The Goldilocks Rule:
The human brain loves a challenge, but only if it is within an optimal zone of difficulty. If you love tennis and try to play a serious match against a four-year-old, you will quickly become bored. It’s too easy. You’ll win every point. In contrast, if you play a professional tennis player like Roger Federer or Serena Williams. You will quickly lose motivation because the match is too difficult.
Now consider playing tennis against someone who is your equal. As the game progresses, you win a few points and you lose a few. You have a good chance of winning, but only if you really try. Your focus narrows, distractions fade away, and you find yourself fully invested in the task at hand. This is a challenge of just manageable difficulty and it is a prime example of the Goldilocks Rule.
The Goldilocks Rule states that humans experience peak motivation. when working on tasks that are right on the edge of their current abilities. Not too hard. Not too easy. Just right.
Martin’s comedy career is an excellent example of the Goldilocks Rule in practice. Each year, he expanded his comedy routine—but only by a minute or two. He was always adding new material, but he also kept a few jokes that were guaranteed to get laughs. There were just enough victories to keep him motivated and just enough mistakes to keep him working hard.
The Goldilocks Rule (How to Stay Motivated in Life and Work)
Measure Your Progress
If you want to learn how to stay motivated to reach your goals, then there is a second piece of the motivation puzzle that is crucial to understand. It has to do with achieving that perfect blend of hard work and happiness.
Working on challenges of an optimal level of difficulty has been found to not only be motivation. But also to be a major source of happiness. As psychologist Gilbert Brim put it. “One of the important sources of human happiness is working on tasks at a suitable level of difficulty, neither too hard nor too easy.”
This blend of happiness and peak performance is sometimes referred to as flow. which is what athletes and performers experience when they are “in the zone.” Flow is the mental state you experience when you are so focused, on the task at hand that the rest of the world fades away.
In order to reach this state of peak performance, however, you not only need to work on challenges at the right degree of difficulty, but also measure your immediate progress. As psychologist Jonathan Haidt explains, one of the keys to reaching a flow state is that “you get immediate feedback about how you are doing at each step.”

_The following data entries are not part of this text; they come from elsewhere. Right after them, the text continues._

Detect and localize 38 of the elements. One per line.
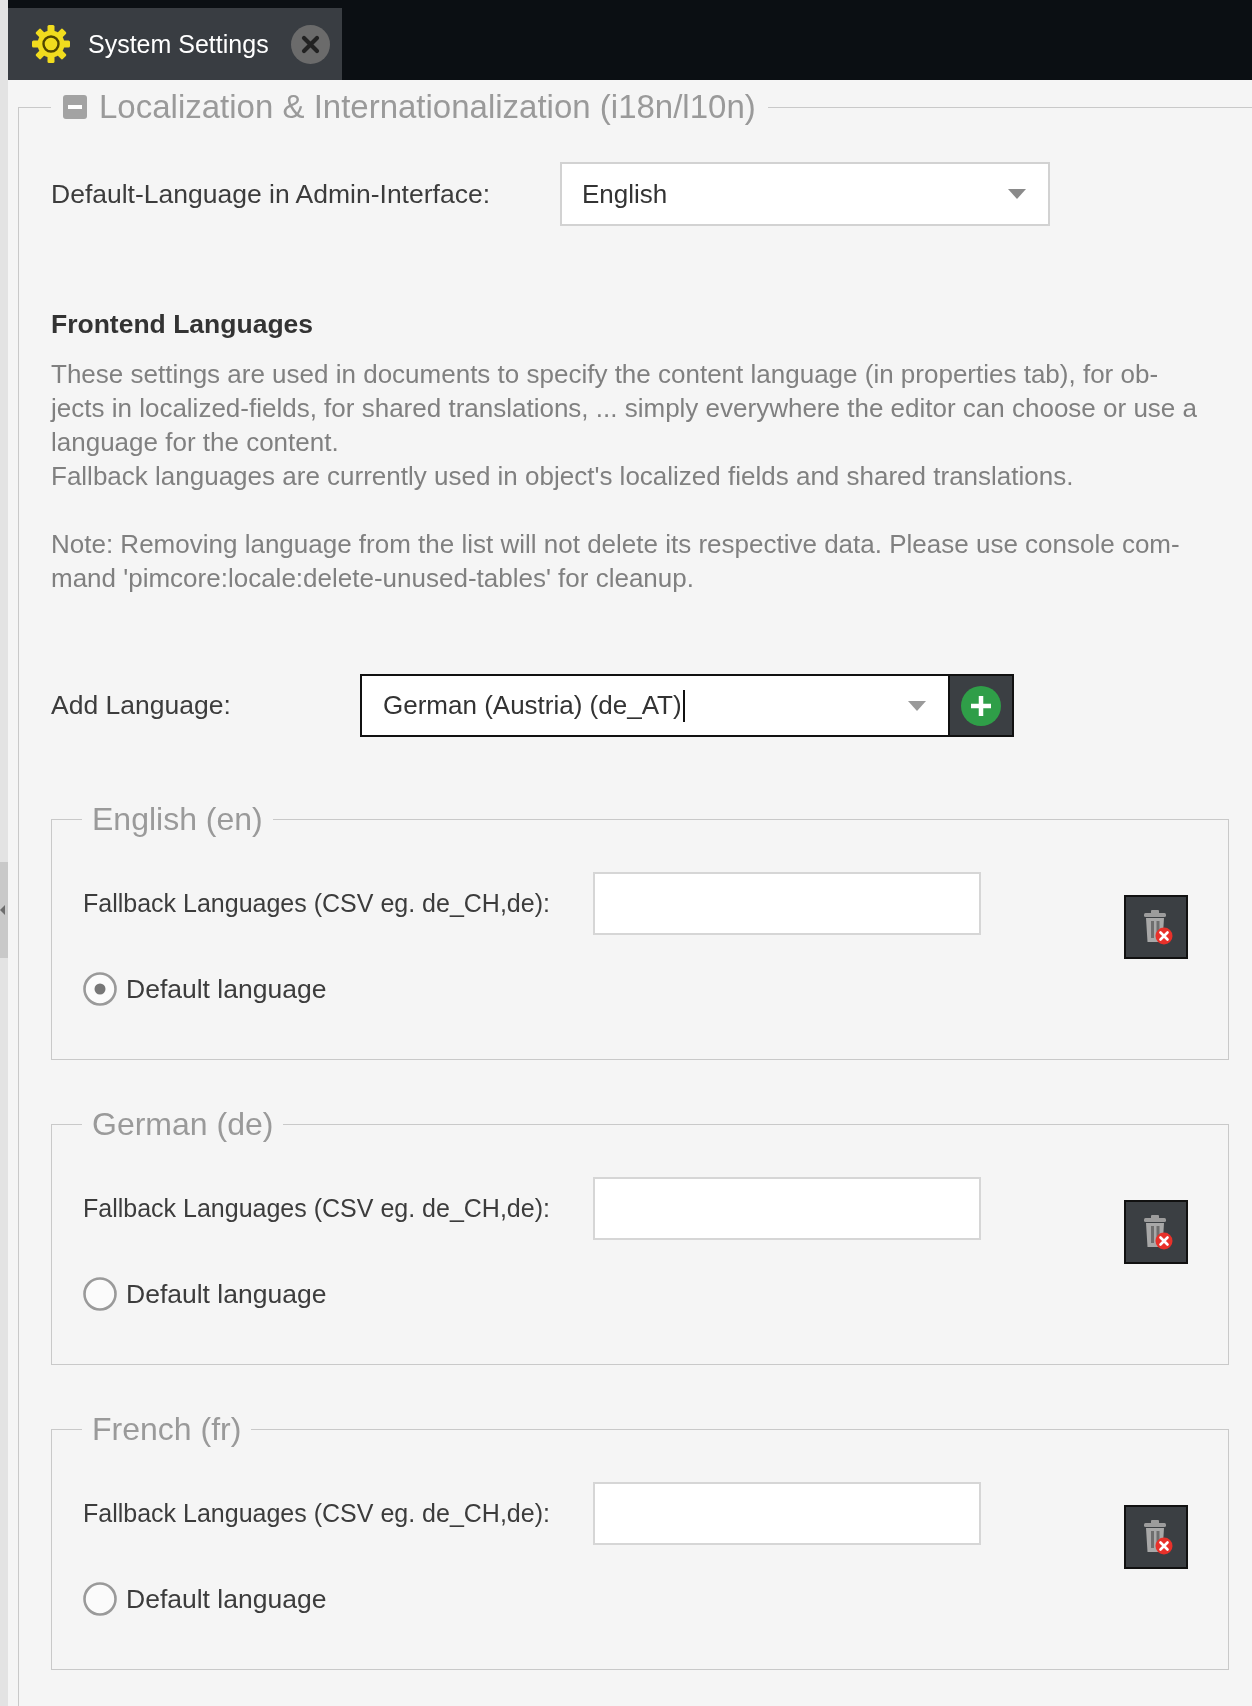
note-text: Note: Removing language from the list will not delete its respective data. Please use console com- mand 'pimcore:locale:delete-unused-tables' for cleanup.: [51, 528, 1180, 595]
admin-language-select[interactable]: English: [560, 162, 1050, 226]
delete-language-button[interactable]: [1124, 1200, 1188, 1264]
default-language-label: Default language: [126, 1278, 327, 1310]
default-language-radio[interactable]: [83, 1277, 117, 1311]
dropdown-arrow-icon: [908, 700, 926, 711]
delete-language-button[interactable]: [1124, 1505, 1188, 1569]
default-language-radio[interactable]: [83, 972, 117, 1006]
fallback-languages-label: Fallback Languages (CSV eg. de_CH,de):: [83, 889, 551, 918]
language-title: French (fr): [91, 1411, 243, 1447]
fallback-languages-input[interactable]: [593, 872, 981, 935]
language-title: English (en): [91, 801, 264, 837]
collapse-icon[interactable]: [63, 95, 87, 119]
plus-icon: [961, 685, 1001, 726]
text-cursor-icon: [682, 689, 685, 722]
splitter-handle[interactable]: [0, 862, 8, 958]
default-language-label: Default language: [126, 973, 327, 1005]
add-language-combobox[interactable]: German (Austria) (de_AT): [360, 674, 950, 737]
fallback-languages-label: Fallback Languages (CSV eg. de_CH,de):: [83, 1194, 551, 1223]
fallback-info-text: Fallback languages are currently used in object's localized fields and shared translations.: [51, 460, 1074, 493]
add-language-button[interactable]: [950, 674, 1014, 737]
fallback-languages-input[interactable]: [593, 1177, 981, 1240]
frontend-languages-heading: Frontend Languages: [51, 310, 315, 338]
left-arrow-icon: [0, 905, 5, 915]
delete-language-button[interactable]: [1124, 895, 1188, 959]
close-button[interactable]: [290, 24, 330, 64]
admin-language-label: Default-Language in Admin-Interface:: [51, 178, 491, 210]
language-title: German (de): [91, 1106, 275, 1142]
default-language-label: Default language: [126, 1583, 327, 1615]
description-text: These settings are used in documents to specify the content language (in properties tab), for ob- jects in localized-fields, for shared translations, ... simply everywhere the editor can choose or use a language for the content.: [51, 358, 1197, 459]
settings-tab[interactable]: System Settings: [8, 8, 342, 80]
fallback-languages-input[interactable]: [593, 1482, 981, 1545]
section-title: Localization & Internationalization (i18n/l10n): [99, 89, 756, 125]
gear-icon: [31, 24, 71, 64]
add-language-label: Add Language:: [51, 690, 232, 721]
fallback-languages-label: Fallback Languages (CSV eg. de_CH,de):: [83, 1499, 551, 1528]
default-language-radio[interactable]: [83, 1582, 117, 1616]
dropdown-arrow-icon: [1008, 189, 1026, 199]
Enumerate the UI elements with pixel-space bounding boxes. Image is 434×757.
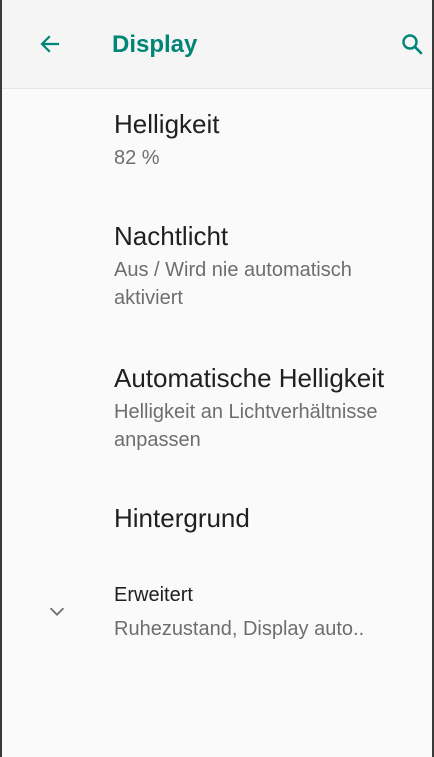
setting-title: Nachtlicht	[114, 221, 229, 251]
setting-subtitle: Helligkeit an Lichtverhältnisse anpassen	[114, 401, 378, 451]
setting-auto-brightness[interactable]: Automatische Helligkeit Helligkeit an Li…	[2, 338, 432, 488]
app-bar: Display	[2, 0, 432, 89]
setting-title: Helligkeit	[114, 109, 220, 139]
advanced-subtitle: Ruhezustand, Display auto..	[114, 618, 365, 640]
advanced-title: Erweitert	[114, 584, 193, 606]
setting-title: Hintergrund	[114, 503, 250, 533]
setting-brightness[interactable]: Helligkeit 82 %	[2, 88, 432, 198]
setting-subtitle: Aus / Wird nie automatisch aktiviert	[114, 259, 352, 309]
setting-night-light[interactable]: Nachtlicht Aus / Wird nie automatisch ak…	[2, 198, 432, 338]
setting-wallpaper[interactable]: Hintergrund	[2, 488, 432, 568]
chevron-down-icon	[49, 607, 65, 616]
search-button[interactable]	[394, 26, 430, 62]
setting-subtitle: 82 %	[114, 147, 160, 169]
back-button[interactable]	[32, 26, 68, 62]
setting-title: Automatische Helligkeit	[114, 363, 385, 393]
search-icon	[402, 34, 423, 55]
setting-advanced[interactable]: Erweitert Ruhezustand, Display auto..	[2, 568, 432, 668]
settings-screen: Display Helligkeit 82 % Nachtlicht Aus /…	[0, 0, 434, 757]
arrow-left-icon	[40, 35, 60, 53]
page-title: Display	[112, 31, 198, 58]
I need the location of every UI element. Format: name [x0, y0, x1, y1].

Seeing yourself make progress in the moment is incredibly motivating. Steve Martin would tell a joke and immediately know if it worked based on the laughter of the crowd. Imagine how addicting it would be to create a roar of laughter. The rush of positive feedback Martin experienced from one great joke. Would probably be enough to overpower his fears and inspire him to work for weeks.
In other areas of life, measurement looks different. But is just as critical for achieving a blend of motivation and happiness. In tennis, you get immediate feedback based on whether or not you win the point. Regardless of how it is measured, the human brain needs some way to visualize our progress. If we are to maintain motivation. We need to be able to see our wins.
Two Steps to Motivation
If we want to break down the mystery of how to stay motivated for the long-term, we could simply say:
Stick to The Goldilocks Rule and work on tasks of just manageable difficulty.
Measure your progress and receive immediate feedback whenever possible.
Wanting to improve your life is easy. Sticking with it is a different story. If you want to stay motivated for good, then start with a challenge that is just manageable. Measure your progress, and repeat the process.